Provincial / State sides
- Years: Team / Apps / (Points)
- Scottish Border XV /  / ()
- -: South of Scotland /  / ()
- -: Provinces District /  / ()
- –: Blues Trial /  / ()

International career
- Years: Team / Apps / (Points)
- 1960-64: Scotland / 6

= Oliver Grant (rugby union) =

Scottish rugby union player (1933–2022)

Thomas Oliver Grant (5 September 1933 – June 2022) was a Scotland international rugby union player.

==Rugby Union career==

===Amateur career===
Grant played for Hawick.

===Provincial career===
Grant played for the Scottish Border XV in their match against Royal Air Force Rugby Union in 1962.
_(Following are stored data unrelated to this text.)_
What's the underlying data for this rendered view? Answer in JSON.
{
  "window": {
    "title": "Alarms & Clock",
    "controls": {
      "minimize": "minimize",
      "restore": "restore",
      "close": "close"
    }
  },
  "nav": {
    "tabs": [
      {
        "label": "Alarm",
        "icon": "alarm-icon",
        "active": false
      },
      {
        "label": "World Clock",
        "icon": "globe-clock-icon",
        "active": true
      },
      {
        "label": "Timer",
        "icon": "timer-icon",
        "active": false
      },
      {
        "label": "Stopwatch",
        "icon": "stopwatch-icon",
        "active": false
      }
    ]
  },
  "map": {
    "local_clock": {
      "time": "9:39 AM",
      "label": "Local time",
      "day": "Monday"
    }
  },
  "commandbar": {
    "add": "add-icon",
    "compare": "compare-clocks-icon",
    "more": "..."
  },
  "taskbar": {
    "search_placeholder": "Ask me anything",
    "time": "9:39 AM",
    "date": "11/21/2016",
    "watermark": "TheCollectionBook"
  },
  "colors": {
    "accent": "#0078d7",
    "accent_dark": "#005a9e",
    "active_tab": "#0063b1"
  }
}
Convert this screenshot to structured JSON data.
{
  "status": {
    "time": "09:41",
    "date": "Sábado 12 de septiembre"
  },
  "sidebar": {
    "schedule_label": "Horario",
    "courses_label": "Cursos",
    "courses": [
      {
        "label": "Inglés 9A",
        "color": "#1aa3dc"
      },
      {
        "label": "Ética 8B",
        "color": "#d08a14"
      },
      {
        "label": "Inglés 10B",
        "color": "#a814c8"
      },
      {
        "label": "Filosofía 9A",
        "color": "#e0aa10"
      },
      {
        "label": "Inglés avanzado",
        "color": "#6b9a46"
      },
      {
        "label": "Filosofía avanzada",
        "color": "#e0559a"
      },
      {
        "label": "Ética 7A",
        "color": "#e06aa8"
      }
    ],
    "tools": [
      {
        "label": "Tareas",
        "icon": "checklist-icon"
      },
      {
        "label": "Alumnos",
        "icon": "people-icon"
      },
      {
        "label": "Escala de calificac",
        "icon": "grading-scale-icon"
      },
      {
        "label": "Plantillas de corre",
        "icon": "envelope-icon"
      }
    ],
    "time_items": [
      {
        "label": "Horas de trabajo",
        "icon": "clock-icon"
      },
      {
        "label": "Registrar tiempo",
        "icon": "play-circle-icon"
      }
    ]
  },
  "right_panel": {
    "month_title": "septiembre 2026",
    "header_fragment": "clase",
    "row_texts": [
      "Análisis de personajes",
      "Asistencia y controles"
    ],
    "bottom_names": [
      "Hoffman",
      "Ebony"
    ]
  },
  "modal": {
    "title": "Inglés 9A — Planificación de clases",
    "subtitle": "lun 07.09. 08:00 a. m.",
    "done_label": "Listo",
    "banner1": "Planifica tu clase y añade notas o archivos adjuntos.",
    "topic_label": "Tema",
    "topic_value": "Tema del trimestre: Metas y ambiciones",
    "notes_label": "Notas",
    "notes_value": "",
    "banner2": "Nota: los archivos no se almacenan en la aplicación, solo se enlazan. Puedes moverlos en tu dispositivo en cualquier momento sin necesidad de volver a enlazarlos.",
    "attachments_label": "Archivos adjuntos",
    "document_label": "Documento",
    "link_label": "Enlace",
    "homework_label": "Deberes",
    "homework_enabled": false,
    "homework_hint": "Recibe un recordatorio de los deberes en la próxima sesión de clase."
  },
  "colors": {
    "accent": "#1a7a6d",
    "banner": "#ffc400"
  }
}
He played for South of Scotland.

Grant played for Provinces District - the combined north–south side - in their match against Canada on 28 November 1962.

He played for Blues Trial in the 3rd and last trial match of the 1962-63 season; the Blues edging a 23–20 win over Whites Trial.

===International career===
Grant was capped for six times between 1960 and 1964.

==Personal life and death==
Oliver Grant died in June 2022, at the age of 88.

His late, younger brother Derrick Grant was also capped for Scotland.